In New York, Vajpayee also met several heads of state and government, including those from Denmark, Japan, Afghanistan, Mauritius, Zambia, Bulgaria and Sri Lanka. Officials said that apart from terrorism, each of the meetings dealt with global issues on hand and the necessity to strengthen bilateral cooperation.

Vajpayee also met a number of community leaders, participated in a reception hosted by the Indian Ambassador to the U.S. Lalit Mansingh, and addressed a community gathering. One of the important meetings he had was with a delegation of the American Federation of Muslims from India. The head of the delegation, Rahman Nakedar, attacked the Hindu fundamentalist outfits responsible for the violence in Gujarat and expressed disappointment with the State government's handling of relief and rehabilitation. Nakedar said: ``The process has been slow and discriminatory.''

At the reception hosted by the Indian Ambassador, Vajpayee said that the Gujarat violence was not a ``good thing'' and that wherever he went, it was discussed. He said: ``A situation should not be created at home which forces us to bow our heads in shame before others.''

IRRESPECTIVE of what Musharraf may have wanted others to believe about what transpired at his meeting with Bush, the fact remains that the General was told that Pakistan should return to ``true'' democracy and that it should put ``an end'' to the infiltration across the LoC.

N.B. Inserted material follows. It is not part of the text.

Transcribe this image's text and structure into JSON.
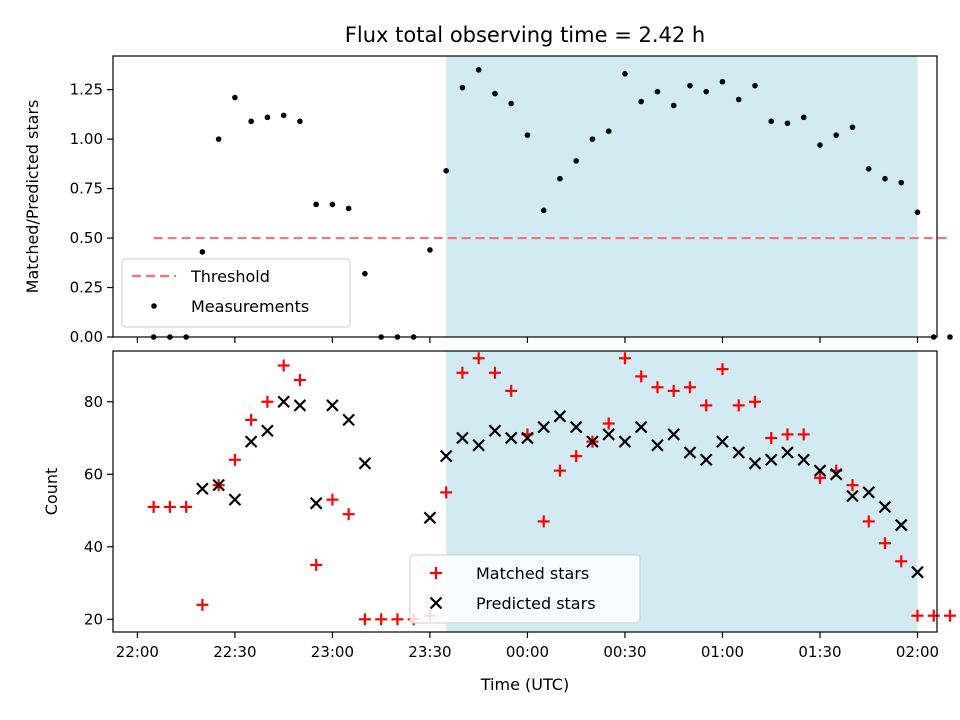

Musharraf's claim that there was no discussion about infiltration across the LoC flies in the face of what a senior Bush administration official said while summing up the meeting of the two Presidents on September 12. In the course of a 30-minute meeting, Bush emphasised the implications for the U.S. if an end to cross-border infiltration did not come about. The U.S. President also linked the ending of infiltration with progress on the ``underlying issue'' of Jammu and Kashmir.

A senior official, in the course of a background briefing on the Bush-Musharraf meeting, said: ``He [Bush] stressed that we wanted to see an end to infiltration across the Line of Control... He put this in the context of saying that U.S. interests would be harmed greatly by a war in the region.'' The official added: ``We have a big stake in South Asia.We hope that an end to infiltration will create the atmosphere that could lead to a resumption of dialogue between the two states.''

When asked if Bush discussed tensions in Jammu and Kashmir with both Vajpayee and Musharraf and if the President felt the latter had made any progress on his commitment, the official said: ``The President... pushed the Pakistanis hard on the question of infiltration across the Line of Control, but he also noted that this is basically the precursor the ending of infiltration is the precursor of setting the environment where you can make progress on the underlying issue.''

The Bush administration has come under fire for not pulling up Musharraf for the amendments made to the Constitution and for attempting to subvert democracy. At his meeting with the General, although Bush welcomed the continuing cooperation of Pakistan on the terrorism front, he minced no words on the subject of a return to genuine democracy.

``Adherence to democracy is key,'' Bush is reported to have told Musharraf. The senior official said: ``He [Bush] hit it hard at the top of the meeting. I think he made it clear that his vision is that Pakistan will not succeed unless it goes down the road of democracy, and that if it doesn't succeed, that would be bad for the entire world. He kept on stressing, `we want to see you succeed,we have big stakes in this. If you don't adhere to democracy, we'll all have trouble'.'' The official added: ``The President said that adherence to democracy was the key. If Pakistan is going to be a successful state, then democracy has to take root. There wasn't any discussion of specific penalties...''

The Republican administration is in a spot over Musharraf's amendments to the Constitution. U.S. officials are dismayed that the General has amended the Constitution to such an extent that it might be difficult to ``certify'' the coming elections as being democratic. On the other hand, Pakistan being a key ally in the war against terrorism, especially as it pertains to Afghanistan, the Taliban and Al Qaeda, the U.S. is reluctant to go after Musharraf. It goes without saying that the Pakistan President is trying to exploit this to the fullest extent possible.